Norwegian curler (born 1996)

Bendik Ramsfjell (born 4 March 1996)
 is a Norwegian curler. He plays second on the three-time Norwegian championship Magnus Ramsfjell team from Trondheim.

==Curling career==
===Juniors===
Ramsfjell was the third on the Norwegian junior men's team at the 2016 and 2017 World Junior Curling Championships on teams skipped by his cousin Magnus. At the 2016 World Juniors, the team finished 5th, with a 5–4 round robin record, missing the playoffs. At the 2017 World Juniors, the team improved to a 6-3 round robin record, which put them in a tiebreaker game against Canada's Tyler Tardi rink for the final playoff spot. They beat Canada in the tiebreaker game, but lost to Scotland's Cameron Bryce in the 3 vs. 4 game. This put them in the bronze medal game, where they faced Scotland again. This time, they would beat the Scots to claim the bronze medal. Also in 2017, the team won a bronze medal at the Norwegian Men's Curling Championship.

===Men's===
In 2019, Ramsfjell played second on Team Norway at the 2019 Winter Universiade, on a team skipped by Magnus Ramsfjell. The team went on to win the gold medal.
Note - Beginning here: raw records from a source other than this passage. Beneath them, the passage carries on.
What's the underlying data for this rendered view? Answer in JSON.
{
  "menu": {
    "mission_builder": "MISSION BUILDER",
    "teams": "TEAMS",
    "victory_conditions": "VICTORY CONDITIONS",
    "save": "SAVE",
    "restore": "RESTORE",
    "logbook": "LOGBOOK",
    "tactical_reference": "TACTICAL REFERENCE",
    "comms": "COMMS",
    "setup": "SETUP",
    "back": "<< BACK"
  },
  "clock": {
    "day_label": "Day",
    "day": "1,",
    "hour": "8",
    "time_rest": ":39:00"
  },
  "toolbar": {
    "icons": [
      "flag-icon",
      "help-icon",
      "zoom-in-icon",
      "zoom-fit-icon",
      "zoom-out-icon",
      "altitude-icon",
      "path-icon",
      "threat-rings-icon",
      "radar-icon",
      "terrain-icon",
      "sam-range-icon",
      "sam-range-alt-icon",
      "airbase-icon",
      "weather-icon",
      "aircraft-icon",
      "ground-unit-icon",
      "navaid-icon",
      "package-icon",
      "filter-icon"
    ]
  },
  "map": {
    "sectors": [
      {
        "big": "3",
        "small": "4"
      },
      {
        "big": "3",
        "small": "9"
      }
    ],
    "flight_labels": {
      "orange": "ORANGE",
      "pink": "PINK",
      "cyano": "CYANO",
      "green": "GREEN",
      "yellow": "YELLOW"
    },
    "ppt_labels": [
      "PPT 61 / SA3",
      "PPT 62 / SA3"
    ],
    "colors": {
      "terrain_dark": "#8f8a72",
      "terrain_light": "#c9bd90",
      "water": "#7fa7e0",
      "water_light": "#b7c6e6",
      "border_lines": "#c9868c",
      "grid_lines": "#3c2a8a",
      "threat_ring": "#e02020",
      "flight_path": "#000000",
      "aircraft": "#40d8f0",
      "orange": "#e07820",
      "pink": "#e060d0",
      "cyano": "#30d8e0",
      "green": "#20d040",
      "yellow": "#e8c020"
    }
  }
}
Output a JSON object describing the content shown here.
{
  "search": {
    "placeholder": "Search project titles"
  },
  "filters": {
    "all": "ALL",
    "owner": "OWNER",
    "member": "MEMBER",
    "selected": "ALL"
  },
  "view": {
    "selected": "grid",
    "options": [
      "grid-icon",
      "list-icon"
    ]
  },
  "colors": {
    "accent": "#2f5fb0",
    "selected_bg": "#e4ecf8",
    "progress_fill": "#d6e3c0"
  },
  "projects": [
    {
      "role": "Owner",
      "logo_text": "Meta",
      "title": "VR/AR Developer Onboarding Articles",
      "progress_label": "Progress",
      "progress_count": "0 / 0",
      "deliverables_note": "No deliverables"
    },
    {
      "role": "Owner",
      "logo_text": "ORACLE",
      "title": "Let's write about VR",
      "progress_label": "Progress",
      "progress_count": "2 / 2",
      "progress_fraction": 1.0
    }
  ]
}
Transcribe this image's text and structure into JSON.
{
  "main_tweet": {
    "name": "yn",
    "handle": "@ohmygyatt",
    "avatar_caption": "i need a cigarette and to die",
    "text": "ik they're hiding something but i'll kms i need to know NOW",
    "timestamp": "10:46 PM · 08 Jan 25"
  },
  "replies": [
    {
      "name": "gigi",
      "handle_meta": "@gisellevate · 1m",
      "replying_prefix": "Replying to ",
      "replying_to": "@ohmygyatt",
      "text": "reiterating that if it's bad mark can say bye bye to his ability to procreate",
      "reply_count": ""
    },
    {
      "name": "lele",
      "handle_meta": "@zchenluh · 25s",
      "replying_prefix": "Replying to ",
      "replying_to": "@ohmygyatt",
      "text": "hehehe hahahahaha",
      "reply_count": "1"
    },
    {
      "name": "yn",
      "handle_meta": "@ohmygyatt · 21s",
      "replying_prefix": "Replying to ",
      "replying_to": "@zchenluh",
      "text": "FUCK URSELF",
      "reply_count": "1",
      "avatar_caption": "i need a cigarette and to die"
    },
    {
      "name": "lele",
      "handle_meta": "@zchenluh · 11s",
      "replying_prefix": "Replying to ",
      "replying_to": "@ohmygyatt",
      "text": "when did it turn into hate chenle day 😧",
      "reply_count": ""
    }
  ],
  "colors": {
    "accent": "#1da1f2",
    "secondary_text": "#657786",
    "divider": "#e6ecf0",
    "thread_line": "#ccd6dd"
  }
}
The Magnus Ramsfjell rink, with Bendik throwing lead stones won the 2020 Norwegian men's championship. The team won the Norwegian championship again in 2022 with Magnus throwing second stones. The team was chosen to represent Norway at the 2022 World Men's Curling Championship, where they finished in 10th with a 5–7 record. That season, the team also won the 2021 Prague Classic World Curling Tour event.

During the 2022–23 curling season, the team won the Norwegian men's championship again and won the 2022 Curling Masters Champéry World Curling Tour event. They also played in the 2022 Masters and 2023 Canadian Open Grand Slam of Curling events. They made it to the semifinals of the Masters and failed to qualify for the playoffs in the Canadian Open. The team was chosen to represent Norway once again at the 2023 World Men's Curling Championship, where they went 10–2 in the round robin. This put the team in the playoffs, where they lost to Italy (skipped by Joël Retornaz) in the qualification game. The following week, the team played in the 2023 Players' Championship, where they went 2–3, missing the playoffs. Team Ramsfjell would win their first men's international medal at the 2024 European Curling Championships, where they would finish round-robin play with a 6–3 record and after losing in the semifinals, would beat Switzerland's Yannick Schwaller 7–4 to win the bronze medal.

Team Ramsfjell would represent Norway at the 2026 Winter Olympics, where they would qualify for the playoffs after finishing round robin with a 5–4 record. However, they would lose to Canada's Brad Jacobs in the semifinals and Switzerland's Yannick Schwaller 9–1 in the bronze medal game to finish in 4th place.

==Personal life==
Ramsfjell was born in Oslo and lives in Trondheim. His father is Olympic gold medallist curler, Bent Anund Ramsfjell. He is employed as a city planner.